The Financial Conduct Authority handed a landmark £9.2m fine to the London Metal Exchange after it failed to prevent extreme volatility in the nickel market in March 2022.
In its first ever enforcement action against an investment exchange, the FCA criticised the exchange’s systems and controls that did not ensure “orderly trading under conditions of severe market stress”.
The London Metal Exchange decided to scrap billions in nickel trades in March 2022, after fears around the Russian invasion of Ukraine sent metal prices rocketing.
Prices more than doubled during the morning of 8 March 2022 to over $100,000 (£77,000), with most of the rise occurring in just an hour.
“These events undermined the orderliness of and confidence in the London Metal Exchange’s market,” said the watchdog, adding that the exchange’s processes for escalating unusual or hazardous market conditions to managers “were inadequate”.
During the exchange’s Asian trading hours, from 1am to 7am in the UK, only “relatively junior trading operations staff” were on duty, the FCA said, who had not been trained to recognise all potential causes of a disorderly market.

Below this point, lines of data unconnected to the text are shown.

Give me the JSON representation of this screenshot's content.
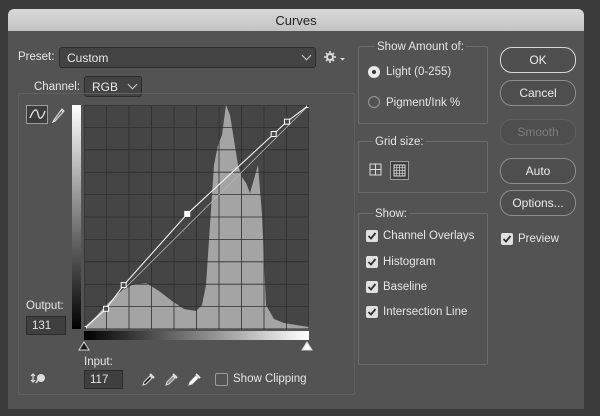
{
  "window": {
    "title": "Curves"
  },
  "preset": {
    "label": "Preset:",
    "value": "Custom"
  },
  "channel": {
    "label": "Channel:",
    "value": "RGB"
  },
  "show_amount": {
    "title": "Show Amount of:",
    "light": "Light  (0-255)",
    "pigment": "Pigment/Ink %",
    "selected": "light"
  },
  "grid_size": {
    "title": "Grid size:"
  },
  "show": {
    "title": "Show:",
    "items": [
      "Channel Overlays",
      "Histogram",
      "Baseline",
      "Intersection Line"
    ]
  },
  "buttons": {
    "ok": "OK",
    "cancel": "Cancel",
    "smooth": "Smooth",
    "auto": "Auto",
    "options": "Options..."
  },
  "preview": {
    "label": "Preview",
    "checked": true
  },
  "output": {
    "label": "Output:",
    "value": "131"
  },
  "input": {
    "label": "Input:",
    "value": "117"
  },
  "show_clipping": {
    "label": "Show Clipping",
    "checked": false
  },
  "curve": {
    "points": [
      [
        0,
        0
      ],
      [
        25,
        23
      ],
      [
        45,
        50
      ],
      [
        117,
        131
      ],
      [
        215,
        222
      ],
      [
        230,
        236
      ],
      [
        255,
        255
      ]
    ],
    "selected_point": [
      117,
      131
    ]
  },
  "icons": {
    "gear": "gear-icon",
    "curve_tool": "curve-tool-icon",
    "pencil": "pencil-icon",
    "target_adjust": "target-adjust-icon",
    "black_eyedropper": "black-eyedropper-icon",
    "gray_eyedropper": "gray-eyedropper-icon",
    "white_eyedropper": "white-eyedropper-icon"
  }
}
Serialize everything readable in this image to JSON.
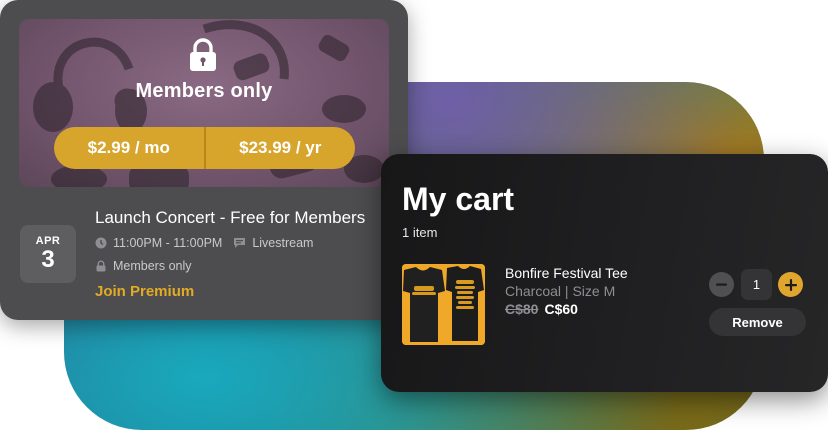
{
  "membership": {
    "title": "Members only",
    "monthly_price": "$2.99 / mo",
    "yearly_price": "$23.99 / yr"
  },
  "event": {
    "month": "APR",
    "day": "3",
    "title": "Launch Concert - Free for Members",
    "time": "11:00PM - 11:00PM",
    "location": "Livestream",
    "access": "Members only",
    "cta": "Join Premium"
  },
  "cart": {
    "title": "My cart",
    "count": "1 item",
    "item": {
      "name": "Bonfire Festival Tee",
      "variant": "Charcoal | Size M",
      "old_price": "C$80",
      "price": "C$60",
      "quantity": "1"
    },
    "remove_label": "Remove"
  },
  "colors": {
    "accent": "#e0a52d",
    "card": "#4d4d4f",
    "cart_bg": "#1d1d1f"
  },
  "icons": {
    "lock": "lock-icon",
    "clock": "clock-icon",
    "stream": "chat-bubble-icon",
    "small_lock": "lock-icon",
    "minus": "minus-icon",
    "plus": "plus-icon"
  }
}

“This meant that when price rises in the nickel contract became increasingly extreme during the early hours of 8 March, it was not escalated to senior LME managers,” it added.
Instead, trading operations staff at the exchange actually worked to accommodate the price rises, including through disabling the price bands during the most extreme period of volatility.
Following the market’s morning session, the exchange suspended nickel trading for eight days and later published a notice cancelling all nickel trades entered into on that day before the suspension.